Metin Cakmak, or Pokal Hero Metin Cakmak as he is known these days, had the first chance, a curled effort from the edge of the box that Magdeburg keeper Matthias Tischer just about got his fingertips to. Moments later, Tischer’s attacking teammates somehow conspired to fail to take the lead as Florian Beil and Dawid Krieger could not capitalise on Justin Gerlach being shrugged out of the way by Fabio Viteritti. BAK were looking defensively shaky, and the injury that Teichmann picked up early on was certainly not helping: the big man was limping visibly and it appeared as though his game would be coming to an end sooner rather than later. The opening goal was a direct consequence: Tobias Friebertshäuser had time and space to tap the ball home after a free-kick from the flank evaded everyone. The two No Dice ‘experts’ in the stand looked at one another and agreed that Teichmann had to be substituted – he had tried and failed to run off the injury, and was now just Andy Carroll: a big ponytailed liability.

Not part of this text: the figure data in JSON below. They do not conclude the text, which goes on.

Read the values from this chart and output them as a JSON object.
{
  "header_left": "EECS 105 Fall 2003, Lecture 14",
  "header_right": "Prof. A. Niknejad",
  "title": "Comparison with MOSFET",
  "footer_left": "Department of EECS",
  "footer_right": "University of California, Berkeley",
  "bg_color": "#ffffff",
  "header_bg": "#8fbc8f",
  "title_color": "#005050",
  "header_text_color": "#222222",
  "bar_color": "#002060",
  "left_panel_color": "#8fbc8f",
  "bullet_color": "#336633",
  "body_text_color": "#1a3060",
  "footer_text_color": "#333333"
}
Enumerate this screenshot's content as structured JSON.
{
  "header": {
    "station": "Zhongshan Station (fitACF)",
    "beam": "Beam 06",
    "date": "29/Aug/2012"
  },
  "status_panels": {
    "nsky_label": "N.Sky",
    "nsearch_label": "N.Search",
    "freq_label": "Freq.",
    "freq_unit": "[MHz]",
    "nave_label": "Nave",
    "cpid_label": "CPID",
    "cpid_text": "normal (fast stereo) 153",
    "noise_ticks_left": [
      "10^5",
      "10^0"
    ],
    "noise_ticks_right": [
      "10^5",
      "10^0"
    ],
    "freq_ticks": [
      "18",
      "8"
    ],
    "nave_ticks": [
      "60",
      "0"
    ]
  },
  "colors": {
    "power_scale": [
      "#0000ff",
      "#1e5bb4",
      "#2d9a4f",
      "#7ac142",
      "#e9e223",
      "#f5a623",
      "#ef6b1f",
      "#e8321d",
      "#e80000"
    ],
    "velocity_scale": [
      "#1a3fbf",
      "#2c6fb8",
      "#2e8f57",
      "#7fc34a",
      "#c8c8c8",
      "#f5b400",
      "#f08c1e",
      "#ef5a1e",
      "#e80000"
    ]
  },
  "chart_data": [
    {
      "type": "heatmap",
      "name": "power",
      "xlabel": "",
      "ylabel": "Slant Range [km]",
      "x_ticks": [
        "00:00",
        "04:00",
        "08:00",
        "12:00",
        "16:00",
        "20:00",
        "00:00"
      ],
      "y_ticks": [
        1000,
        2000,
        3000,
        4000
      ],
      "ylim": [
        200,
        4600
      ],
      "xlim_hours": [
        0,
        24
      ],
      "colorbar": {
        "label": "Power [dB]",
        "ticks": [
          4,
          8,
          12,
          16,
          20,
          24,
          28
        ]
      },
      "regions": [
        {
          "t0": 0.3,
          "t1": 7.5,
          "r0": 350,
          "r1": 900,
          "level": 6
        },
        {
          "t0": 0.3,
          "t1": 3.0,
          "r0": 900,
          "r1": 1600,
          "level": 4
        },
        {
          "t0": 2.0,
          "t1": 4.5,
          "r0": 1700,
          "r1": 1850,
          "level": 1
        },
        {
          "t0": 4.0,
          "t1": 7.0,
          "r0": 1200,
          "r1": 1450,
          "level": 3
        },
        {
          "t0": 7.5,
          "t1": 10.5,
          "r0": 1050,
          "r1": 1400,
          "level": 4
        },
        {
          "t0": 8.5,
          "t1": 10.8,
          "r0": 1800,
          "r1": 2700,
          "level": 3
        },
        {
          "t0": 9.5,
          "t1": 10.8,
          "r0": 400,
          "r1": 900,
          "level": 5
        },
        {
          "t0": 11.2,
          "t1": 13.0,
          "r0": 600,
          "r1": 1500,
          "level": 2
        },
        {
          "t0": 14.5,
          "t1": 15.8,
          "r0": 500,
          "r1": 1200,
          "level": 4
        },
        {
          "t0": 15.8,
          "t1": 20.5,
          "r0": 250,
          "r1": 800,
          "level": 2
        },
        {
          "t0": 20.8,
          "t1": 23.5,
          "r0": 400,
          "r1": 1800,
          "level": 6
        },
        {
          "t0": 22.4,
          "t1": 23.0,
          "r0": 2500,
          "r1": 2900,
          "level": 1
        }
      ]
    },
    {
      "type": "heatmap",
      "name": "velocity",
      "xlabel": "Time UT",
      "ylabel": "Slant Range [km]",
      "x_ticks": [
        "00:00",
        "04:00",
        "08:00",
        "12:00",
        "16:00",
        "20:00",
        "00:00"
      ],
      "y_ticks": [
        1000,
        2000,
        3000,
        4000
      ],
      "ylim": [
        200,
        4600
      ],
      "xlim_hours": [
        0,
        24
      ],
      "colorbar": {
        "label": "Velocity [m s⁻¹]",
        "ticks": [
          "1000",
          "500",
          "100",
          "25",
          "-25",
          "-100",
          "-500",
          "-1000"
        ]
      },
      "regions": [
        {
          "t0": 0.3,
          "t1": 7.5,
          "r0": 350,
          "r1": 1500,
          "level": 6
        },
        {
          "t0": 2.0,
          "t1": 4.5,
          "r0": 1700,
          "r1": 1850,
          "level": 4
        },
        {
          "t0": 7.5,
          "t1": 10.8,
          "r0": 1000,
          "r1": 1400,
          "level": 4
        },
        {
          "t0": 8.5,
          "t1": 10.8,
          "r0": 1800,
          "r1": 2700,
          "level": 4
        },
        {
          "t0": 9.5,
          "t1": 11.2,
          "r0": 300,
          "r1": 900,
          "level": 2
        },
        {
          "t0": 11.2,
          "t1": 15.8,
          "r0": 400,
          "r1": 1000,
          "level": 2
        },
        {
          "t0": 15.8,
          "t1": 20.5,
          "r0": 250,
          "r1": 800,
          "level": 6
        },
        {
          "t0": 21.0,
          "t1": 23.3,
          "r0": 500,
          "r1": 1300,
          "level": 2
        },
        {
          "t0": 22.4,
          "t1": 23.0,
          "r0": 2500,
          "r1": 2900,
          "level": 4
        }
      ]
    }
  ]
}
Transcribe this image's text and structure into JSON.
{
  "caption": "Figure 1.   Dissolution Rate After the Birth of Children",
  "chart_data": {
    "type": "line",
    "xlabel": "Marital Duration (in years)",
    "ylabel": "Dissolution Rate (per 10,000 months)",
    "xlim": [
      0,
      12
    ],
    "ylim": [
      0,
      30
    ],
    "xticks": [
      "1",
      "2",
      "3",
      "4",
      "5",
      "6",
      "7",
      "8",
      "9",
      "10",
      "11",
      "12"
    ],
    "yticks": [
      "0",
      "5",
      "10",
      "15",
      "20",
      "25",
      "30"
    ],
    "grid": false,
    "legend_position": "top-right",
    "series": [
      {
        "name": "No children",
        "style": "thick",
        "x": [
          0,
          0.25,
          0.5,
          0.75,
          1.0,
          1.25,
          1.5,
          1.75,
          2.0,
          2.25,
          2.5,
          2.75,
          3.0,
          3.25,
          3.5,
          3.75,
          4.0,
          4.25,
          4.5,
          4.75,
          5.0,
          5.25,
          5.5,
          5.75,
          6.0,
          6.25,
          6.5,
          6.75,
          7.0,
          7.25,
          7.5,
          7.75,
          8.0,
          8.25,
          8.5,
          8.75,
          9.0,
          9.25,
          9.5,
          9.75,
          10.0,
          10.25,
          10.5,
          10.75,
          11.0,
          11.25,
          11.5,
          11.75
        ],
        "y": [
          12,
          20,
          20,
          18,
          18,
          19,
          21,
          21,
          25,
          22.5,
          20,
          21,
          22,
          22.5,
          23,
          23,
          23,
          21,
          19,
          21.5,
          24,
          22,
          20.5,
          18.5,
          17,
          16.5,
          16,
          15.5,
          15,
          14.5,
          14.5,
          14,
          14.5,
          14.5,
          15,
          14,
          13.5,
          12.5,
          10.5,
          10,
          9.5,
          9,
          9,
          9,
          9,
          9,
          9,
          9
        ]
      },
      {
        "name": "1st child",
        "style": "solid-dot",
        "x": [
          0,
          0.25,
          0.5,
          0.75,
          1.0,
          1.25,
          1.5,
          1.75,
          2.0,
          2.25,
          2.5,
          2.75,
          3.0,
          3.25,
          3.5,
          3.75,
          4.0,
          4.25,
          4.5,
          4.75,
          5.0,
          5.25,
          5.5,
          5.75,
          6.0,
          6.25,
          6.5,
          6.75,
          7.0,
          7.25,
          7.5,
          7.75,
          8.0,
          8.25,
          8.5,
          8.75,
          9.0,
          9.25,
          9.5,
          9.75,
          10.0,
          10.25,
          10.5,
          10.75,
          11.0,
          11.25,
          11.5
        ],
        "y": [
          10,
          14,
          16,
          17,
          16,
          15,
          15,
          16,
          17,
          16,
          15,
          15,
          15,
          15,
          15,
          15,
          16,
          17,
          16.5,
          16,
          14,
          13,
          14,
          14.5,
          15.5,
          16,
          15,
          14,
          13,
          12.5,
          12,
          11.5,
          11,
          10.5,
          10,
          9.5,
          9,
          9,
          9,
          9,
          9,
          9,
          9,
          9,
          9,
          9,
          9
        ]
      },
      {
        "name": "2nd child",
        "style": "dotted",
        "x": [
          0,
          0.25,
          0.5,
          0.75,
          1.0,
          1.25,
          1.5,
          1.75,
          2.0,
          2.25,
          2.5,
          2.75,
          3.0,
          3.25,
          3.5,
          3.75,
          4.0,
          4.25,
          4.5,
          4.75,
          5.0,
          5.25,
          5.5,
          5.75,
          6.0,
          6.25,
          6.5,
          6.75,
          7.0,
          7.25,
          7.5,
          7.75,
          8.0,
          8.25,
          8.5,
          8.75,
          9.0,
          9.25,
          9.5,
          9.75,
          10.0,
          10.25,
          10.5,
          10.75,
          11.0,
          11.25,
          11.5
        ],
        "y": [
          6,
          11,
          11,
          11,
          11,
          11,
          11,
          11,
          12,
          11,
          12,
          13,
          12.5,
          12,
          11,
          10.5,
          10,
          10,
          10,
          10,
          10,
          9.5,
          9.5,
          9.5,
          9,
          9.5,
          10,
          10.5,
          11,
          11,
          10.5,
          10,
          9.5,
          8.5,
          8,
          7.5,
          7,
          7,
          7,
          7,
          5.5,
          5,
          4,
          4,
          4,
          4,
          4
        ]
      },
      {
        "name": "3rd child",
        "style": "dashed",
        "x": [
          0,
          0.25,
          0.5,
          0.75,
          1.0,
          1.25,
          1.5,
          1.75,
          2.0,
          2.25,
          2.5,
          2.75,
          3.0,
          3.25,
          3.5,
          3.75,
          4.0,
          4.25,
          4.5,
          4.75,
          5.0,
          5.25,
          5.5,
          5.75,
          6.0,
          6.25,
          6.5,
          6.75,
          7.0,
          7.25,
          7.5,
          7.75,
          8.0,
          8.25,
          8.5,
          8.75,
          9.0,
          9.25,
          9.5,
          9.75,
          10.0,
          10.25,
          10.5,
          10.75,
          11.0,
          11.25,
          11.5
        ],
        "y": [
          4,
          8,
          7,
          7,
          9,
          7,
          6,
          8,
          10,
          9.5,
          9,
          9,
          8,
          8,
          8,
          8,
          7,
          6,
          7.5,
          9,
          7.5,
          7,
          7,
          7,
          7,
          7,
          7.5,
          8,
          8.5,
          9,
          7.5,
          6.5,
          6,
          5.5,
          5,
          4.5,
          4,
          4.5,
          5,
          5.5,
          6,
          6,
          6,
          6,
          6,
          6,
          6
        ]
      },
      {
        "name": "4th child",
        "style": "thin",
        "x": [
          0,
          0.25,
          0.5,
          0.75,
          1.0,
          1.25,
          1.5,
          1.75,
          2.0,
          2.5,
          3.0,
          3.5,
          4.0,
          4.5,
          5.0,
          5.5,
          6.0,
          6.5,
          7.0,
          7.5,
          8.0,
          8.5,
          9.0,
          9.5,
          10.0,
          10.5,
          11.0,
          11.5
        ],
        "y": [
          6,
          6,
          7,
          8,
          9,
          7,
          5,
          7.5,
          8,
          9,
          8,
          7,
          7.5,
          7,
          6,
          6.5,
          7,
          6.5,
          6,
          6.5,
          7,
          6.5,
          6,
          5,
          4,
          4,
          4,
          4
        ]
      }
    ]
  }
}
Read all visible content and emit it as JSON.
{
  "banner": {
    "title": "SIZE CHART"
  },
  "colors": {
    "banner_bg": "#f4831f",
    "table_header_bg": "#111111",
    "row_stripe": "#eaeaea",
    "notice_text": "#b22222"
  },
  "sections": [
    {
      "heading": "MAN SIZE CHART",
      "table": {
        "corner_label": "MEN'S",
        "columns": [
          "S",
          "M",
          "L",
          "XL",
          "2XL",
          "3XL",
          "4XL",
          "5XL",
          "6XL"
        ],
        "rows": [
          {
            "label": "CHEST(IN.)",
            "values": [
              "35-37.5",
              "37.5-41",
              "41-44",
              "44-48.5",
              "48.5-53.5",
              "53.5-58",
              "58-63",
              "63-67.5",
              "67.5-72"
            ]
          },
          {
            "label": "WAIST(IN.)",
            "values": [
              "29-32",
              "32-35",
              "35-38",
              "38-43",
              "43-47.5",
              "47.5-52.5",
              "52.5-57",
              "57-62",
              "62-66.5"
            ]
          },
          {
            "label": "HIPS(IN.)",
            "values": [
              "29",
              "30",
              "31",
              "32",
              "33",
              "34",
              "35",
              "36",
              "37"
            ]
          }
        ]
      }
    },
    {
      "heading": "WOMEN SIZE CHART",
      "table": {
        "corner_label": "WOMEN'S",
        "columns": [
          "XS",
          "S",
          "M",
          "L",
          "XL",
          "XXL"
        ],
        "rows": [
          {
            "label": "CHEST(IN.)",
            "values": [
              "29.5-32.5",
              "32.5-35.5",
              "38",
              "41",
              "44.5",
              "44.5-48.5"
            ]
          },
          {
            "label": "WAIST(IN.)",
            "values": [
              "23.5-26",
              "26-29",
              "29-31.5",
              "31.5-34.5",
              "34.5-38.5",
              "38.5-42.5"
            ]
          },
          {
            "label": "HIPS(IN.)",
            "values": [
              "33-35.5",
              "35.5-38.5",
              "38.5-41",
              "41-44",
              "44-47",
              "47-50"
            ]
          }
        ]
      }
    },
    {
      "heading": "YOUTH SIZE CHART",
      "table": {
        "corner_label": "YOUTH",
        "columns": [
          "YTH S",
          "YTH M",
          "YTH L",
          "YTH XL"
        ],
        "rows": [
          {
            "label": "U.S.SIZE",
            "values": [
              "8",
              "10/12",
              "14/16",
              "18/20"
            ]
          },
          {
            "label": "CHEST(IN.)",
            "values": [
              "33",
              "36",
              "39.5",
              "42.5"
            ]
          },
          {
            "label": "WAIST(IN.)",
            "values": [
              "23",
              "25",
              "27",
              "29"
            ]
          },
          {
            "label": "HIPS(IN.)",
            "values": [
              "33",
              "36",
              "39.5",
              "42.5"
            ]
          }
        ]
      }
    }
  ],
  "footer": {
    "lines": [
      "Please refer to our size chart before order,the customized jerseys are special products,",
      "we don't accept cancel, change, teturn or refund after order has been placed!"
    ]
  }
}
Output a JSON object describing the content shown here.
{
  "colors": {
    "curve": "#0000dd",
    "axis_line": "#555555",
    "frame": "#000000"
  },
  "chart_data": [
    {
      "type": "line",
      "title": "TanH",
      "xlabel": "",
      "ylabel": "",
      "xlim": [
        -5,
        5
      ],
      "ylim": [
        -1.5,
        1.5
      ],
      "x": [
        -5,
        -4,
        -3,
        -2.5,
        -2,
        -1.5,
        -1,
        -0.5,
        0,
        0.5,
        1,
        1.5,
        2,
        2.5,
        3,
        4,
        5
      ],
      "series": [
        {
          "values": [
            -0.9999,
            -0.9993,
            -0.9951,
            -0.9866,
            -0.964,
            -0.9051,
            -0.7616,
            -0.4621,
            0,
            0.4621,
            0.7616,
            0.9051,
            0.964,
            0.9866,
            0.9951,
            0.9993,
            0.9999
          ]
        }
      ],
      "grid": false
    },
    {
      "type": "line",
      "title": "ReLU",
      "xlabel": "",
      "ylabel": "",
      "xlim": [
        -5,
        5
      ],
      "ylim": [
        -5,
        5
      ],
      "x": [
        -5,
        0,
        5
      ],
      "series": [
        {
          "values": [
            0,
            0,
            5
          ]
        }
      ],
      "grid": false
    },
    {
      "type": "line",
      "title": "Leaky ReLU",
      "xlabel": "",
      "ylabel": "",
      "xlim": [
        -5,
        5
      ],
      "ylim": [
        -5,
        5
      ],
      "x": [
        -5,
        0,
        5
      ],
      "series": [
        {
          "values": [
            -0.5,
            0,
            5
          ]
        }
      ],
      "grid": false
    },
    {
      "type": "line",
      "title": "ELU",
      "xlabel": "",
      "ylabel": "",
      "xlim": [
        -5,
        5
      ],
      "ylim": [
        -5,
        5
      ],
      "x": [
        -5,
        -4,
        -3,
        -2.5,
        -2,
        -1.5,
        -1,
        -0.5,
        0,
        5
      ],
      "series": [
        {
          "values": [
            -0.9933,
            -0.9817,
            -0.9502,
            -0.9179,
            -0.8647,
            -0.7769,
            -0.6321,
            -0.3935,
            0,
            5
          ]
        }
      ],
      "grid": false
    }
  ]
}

That’s when Teichmann rampaged forward, played a one-two at the edge of the box, dinked a sombrero over a Magdeburg defender and set up Philip Malinowski to smash an accurate volley into the far corner for the equaliser. It was the perfect mix of sublime skills and sheer pig-headed determination. Rocco, we will never doubt you again. Well, unless you miss an incredible chance from a metre out, scuffing a loose ball off your knee straight at the goalkeeper on the stroke of half-time, but even then we’ll acknowledge that it was actually a pretty difficult chance.
For the fifteen minutes before the break, BAK had been sublime, full of intricate link-up between the forward line of Cakmak, Malinowski and Kevin Kruschke. This pace was maintained immediately after half-time, but suddenly, as if both teams decided that a draw was a satisfactory result, a game that had been brimming with promise rapidly petered out. Henning Lichte thumped a header wide from a delicious Kruschke cross with five minutes to play and… well, that was pretty much all that happened in the final half hour.
No matter. Both teams maintain their unbeaten start, and although RB Leipzig and Auerbach’s victories mean that Magdeburg surrendered their top spot, the slide to third spot will not be felt too sorely. After all, Leipzig are the only team that genuinely hopes to win this division.